How to train a parameter initialized outside of nn.Module

thanrl · February 24, 2024, 6:26am

I have a somewhat global parameter that I’d like to train.

global_param = torch.tensor(...).requires_grad_()

This global_param is used to initialize parts of a network

class Model(nn.Module):
    def __init__(self, global_param):
        super().__init__()
        self.param1 = global_param*2
        self.param2 = global_param/2
        # other nn.Parameters
    def forward(self, x):
        # the forward pass uses self.param1, self.param2 and other nn.Parameters

If I write a normal training loop, I get the “Trying to backward through the graph a second time” error.

net = Model(global_param)
optimizer = torch.optim.Adam(list(net.parameters())+[global_param])
for sample in data:
    pred = net(sample)
    loss = loss_fn(pred, target)
    optimizer.zero_grad()
    loss.backward()
    optimizer.step()

Understandably, because part of the computation graph self.param1 = global_param*2; self.param2 = global_param/2 is created before the forward pass.
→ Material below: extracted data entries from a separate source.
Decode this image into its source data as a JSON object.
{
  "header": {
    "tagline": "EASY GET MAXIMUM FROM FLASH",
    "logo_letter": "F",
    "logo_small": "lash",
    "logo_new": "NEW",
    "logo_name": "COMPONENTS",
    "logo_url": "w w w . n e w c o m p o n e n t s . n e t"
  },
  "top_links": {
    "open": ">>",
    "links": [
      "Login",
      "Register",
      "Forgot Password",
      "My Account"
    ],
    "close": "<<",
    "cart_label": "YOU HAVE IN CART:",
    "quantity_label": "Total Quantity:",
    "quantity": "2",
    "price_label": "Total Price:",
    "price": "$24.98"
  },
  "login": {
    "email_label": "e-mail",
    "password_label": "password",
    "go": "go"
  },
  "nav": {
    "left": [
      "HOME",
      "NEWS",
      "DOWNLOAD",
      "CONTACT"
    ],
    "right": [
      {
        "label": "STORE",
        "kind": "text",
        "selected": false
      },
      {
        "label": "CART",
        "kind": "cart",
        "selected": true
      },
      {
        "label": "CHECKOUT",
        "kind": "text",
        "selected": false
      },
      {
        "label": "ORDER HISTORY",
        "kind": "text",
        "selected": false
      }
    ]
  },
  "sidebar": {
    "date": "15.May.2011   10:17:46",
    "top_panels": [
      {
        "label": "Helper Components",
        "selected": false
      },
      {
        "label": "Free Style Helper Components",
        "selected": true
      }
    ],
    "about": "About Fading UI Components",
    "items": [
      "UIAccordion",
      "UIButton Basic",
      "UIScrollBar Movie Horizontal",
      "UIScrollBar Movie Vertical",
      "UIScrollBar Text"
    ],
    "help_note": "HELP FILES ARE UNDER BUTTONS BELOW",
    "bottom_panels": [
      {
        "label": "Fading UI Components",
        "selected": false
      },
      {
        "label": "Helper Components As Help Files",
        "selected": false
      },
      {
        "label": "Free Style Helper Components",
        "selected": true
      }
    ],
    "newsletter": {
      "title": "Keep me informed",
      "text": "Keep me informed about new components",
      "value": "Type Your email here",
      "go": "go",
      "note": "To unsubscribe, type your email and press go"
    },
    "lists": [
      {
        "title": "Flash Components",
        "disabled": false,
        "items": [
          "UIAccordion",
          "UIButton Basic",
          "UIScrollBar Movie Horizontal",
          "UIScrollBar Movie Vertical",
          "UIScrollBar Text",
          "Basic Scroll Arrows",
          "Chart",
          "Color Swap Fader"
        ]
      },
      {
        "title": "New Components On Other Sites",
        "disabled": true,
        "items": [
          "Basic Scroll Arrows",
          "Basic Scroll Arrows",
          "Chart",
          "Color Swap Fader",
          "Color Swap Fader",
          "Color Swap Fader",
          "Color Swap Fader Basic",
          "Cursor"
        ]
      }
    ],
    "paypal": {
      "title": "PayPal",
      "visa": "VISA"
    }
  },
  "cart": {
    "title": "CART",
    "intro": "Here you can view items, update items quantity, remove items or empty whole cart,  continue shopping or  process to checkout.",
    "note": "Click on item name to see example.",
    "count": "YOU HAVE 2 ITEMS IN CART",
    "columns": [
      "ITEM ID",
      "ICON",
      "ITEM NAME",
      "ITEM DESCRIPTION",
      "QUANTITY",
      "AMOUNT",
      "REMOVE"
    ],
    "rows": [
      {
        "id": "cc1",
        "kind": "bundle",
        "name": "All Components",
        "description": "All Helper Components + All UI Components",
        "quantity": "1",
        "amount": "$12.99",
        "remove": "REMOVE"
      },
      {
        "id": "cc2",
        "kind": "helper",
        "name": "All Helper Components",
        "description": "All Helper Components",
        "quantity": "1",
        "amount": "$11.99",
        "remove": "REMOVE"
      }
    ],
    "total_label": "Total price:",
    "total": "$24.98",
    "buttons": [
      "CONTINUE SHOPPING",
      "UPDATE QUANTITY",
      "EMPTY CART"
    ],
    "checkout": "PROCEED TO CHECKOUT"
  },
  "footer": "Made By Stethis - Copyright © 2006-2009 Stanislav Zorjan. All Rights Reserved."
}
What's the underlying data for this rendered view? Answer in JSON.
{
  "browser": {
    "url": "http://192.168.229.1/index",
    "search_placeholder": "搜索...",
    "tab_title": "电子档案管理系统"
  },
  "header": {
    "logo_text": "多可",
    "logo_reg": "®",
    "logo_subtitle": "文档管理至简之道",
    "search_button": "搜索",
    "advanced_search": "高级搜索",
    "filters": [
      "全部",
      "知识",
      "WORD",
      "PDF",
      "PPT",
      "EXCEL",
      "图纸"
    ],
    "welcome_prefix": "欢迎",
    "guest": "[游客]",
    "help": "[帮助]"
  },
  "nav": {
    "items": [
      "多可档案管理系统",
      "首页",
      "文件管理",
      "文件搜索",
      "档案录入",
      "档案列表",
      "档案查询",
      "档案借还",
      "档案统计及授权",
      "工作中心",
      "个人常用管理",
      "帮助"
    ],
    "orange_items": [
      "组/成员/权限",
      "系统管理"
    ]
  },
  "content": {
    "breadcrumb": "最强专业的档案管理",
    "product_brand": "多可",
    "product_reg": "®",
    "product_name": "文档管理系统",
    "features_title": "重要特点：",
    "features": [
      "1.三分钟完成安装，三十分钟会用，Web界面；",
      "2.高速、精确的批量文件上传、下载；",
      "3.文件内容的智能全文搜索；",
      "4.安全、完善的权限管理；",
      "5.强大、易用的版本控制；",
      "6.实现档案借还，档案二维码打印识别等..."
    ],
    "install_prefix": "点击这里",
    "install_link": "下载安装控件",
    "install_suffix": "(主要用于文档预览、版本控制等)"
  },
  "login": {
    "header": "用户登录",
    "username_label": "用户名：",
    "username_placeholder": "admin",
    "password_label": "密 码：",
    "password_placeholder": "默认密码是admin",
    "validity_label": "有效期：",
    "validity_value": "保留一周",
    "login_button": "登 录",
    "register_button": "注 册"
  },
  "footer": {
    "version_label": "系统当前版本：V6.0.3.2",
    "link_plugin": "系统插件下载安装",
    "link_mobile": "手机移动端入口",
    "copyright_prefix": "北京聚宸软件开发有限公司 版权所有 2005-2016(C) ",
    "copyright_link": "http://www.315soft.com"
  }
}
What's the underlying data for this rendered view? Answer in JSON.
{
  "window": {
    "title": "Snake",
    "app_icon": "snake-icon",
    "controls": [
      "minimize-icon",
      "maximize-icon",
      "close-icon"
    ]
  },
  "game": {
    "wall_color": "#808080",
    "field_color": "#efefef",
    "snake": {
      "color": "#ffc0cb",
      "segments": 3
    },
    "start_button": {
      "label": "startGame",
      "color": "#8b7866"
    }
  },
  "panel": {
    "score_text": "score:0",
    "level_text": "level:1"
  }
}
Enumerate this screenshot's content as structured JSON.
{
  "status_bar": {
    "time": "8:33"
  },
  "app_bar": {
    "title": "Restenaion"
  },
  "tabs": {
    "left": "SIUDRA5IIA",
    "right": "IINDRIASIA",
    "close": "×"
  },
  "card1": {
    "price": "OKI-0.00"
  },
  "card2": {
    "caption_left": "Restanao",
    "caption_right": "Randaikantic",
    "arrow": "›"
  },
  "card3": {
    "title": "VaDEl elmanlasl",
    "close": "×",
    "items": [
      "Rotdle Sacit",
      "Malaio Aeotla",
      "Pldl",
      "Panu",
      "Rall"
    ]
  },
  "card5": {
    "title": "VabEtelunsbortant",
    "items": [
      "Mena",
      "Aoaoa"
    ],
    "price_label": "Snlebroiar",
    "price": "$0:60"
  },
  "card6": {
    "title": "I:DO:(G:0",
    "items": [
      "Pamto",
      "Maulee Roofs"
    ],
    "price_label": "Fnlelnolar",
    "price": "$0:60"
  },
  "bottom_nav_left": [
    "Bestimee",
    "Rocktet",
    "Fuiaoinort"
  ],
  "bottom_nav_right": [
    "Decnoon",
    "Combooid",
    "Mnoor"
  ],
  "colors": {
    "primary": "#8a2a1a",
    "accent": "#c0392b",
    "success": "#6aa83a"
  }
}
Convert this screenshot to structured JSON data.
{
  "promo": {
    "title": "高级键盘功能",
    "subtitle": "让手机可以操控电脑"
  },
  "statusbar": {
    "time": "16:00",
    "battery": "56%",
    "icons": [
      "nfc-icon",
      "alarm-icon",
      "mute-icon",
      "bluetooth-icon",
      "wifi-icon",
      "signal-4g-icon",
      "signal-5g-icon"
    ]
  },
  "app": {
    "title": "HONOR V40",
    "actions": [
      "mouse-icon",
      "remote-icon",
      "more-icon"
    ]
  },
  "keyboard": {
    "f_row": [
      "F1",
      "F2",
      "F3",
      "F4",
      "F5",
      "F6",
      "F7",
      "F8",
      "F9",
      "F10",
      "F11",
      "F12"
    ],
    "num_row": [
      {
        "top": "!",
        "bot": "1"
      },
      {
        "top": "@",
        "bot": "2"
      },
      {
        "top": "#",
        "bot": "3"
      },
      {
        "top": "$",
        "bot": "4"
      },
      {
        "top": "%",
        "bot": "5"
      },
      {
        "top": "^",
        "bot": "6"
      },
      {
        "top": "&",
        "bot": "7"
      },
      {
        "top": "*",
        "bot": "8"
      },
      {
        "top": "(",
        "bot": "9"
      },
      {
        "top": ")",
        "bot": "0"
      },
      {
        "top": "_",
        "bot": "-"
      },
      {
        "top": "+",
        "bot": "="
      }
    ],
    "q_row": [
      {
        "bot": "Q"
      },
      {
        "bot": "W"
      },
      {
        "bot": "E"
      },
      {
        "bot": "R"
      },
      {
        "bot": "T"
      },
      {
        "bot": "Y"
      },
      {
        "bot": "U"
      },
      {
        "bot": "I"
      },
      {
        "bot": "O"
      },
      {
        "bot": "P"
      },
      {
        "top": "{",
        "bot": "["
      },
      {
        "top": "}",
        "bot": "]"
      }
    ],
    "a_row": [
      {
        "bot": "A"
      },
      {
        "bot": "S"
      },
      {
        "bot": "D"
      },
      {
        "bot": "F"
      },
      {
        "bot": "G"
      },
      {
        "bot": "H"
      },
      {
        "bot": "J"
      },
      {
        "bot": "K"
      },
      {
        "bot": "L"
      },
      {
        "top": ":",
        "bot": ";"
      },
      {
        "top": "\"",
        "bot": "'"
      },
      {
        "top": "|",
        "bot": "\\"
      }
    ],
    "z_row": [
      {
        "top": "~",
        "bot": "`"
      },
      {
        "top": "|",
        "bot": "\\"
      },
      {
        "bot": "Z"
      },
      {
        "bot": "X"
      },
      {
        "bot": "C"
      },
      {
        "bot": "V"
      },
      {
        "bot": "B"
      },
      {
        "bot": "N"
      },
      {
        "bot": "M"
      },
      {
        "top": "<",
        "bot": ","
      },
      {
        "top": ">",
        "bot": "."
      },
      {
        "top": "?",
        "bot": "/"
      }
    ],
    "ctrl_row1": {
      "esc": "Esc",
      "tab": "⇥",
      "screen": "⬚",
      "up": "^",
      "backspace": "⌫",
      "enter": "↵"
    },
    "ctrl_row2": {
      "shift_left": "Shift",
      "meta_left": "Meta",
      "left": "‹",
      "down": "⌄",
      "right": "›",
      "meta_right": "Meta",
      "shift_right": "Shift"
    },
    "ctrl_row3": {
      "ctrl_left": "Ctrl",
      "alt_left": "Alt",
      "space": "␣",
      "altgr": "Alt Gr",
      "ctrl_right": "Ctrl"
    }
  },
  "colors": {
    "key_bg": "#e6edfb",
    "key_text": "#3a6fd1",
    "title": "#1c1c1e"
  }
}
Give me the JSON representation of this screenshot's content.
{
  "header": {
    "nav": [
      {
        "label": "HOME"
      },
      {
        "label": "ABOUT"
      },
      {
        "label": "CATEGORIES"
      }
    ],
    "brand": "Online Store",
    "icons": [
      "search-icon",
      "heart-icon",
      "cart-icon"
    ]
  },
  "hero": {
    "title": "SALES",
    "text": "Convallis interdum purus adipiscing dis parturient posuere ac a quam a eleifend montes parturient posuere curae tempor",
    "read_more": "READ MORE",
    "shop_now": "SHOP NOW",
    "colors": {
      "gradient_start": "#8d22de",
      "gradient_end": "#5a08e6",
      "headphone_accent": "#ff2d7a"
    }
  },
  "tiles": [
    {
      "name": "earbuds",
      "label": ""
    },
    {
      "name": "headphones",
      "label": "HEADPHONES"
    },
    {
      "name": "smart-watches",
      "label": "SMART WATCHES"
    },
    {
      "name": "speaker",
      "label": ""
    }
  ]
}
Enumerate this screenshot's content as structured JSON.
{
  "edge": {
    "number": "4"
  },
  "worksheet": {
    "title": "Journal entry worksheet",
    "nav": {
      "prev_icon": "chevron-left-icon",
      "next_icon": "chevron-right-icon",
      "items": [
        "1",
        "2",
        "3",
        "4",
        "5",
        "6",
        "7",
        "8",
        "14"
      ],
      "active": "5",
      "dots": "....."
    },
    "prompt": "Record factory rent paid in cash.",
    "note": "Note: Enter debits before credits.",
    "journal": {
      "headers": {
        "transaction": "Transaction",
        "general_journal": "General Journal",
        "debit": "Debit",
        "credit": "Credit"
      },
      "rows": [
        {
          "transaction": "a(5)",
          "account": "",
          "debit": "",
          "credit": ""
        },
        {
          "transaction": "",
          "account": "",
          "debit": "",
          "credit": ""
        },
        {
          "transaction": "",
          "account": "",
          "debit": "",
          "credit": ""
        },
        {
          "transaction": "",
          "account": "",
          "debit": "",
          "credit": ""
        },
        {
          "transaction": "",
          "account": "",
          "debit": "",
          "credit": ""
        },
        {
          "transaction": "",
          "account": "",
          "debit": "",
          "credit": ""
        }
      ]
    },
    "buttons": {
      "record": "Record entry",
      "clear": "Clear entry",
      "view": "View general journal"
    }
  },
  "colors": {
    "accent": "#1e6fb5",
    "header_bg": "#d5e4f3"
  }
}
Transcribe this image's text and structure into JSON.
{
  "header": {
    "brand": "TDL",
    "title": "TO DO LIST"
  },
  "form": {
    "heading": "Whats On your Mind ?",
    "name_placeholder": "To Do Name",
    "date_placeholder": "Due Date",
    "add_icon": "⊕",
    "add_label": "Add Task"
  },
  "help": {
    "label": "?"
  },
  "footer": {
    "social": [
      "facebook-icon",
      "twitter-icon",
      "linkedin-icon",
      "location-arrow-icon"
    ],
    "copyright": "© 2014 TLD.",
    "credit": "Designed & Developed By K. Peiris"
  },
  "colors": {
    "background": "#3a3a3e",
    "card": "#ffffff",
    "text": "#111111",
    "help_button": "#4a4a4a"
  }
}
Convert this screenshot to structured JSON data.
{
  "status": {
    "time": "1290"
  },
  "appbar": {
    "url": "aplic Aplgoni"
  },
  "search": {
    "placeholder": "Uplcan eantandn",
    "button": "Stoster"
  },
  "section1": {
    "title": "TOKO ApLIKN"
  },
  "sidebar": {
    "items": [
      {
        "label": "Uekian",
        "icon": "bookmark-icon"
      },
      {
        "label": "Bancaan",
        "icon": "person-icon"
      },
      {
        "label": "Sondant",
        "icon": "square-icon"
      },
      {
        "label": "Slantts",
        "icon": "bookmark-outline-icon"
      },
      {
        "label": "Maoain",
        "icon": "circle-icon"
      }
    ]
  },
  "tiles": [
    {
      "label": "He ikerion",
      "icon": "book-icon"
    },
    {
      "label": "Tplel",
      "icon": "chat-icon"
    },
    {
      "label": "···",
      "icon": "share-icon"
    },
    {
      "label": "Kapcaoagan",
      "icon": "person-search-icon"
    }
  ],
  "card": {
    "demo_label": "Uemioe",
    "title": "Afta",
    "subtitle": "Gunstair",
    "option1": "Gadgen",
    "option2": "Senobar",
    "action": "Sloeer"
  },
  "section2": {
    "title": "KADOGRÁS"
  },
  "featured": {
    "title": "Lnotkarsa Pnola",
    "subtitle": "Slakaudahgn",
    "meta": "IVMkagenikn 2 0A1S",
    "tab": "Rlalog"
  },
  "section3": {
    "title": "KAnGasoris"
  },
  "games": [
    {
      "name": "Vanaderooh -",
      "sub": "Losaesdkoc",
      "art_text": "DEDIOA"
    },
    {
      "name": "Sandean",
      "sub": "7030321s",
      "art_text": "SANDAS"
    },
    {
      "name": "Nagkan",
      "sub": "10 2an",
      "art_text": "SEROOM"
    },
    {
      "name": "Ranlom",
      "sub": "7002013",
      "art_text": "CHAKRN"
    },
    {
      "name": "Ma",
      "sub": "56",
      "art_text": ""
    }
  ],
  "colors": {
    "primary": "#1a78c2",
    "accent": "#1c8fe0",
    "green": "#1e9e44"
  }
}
This error is gone if I do loss.backward(retain_graph=True), but it results in this new error

RuntimeError: one of the variables needed for gradient computation has been modified by an inplace operation: [torch.cuda.FloatTensor []] is at version 1; expected version 0 instead. Hint: the backtrace further above shows the operation that failed to compute its gradient. The variable in question was changed in there or anywhere later. Good luck!

I am having a hard time debugging this in-place error, probably related to retaining the computation graph. So Is there a better way to write this training loop without setting retain_graph=True? Thank you!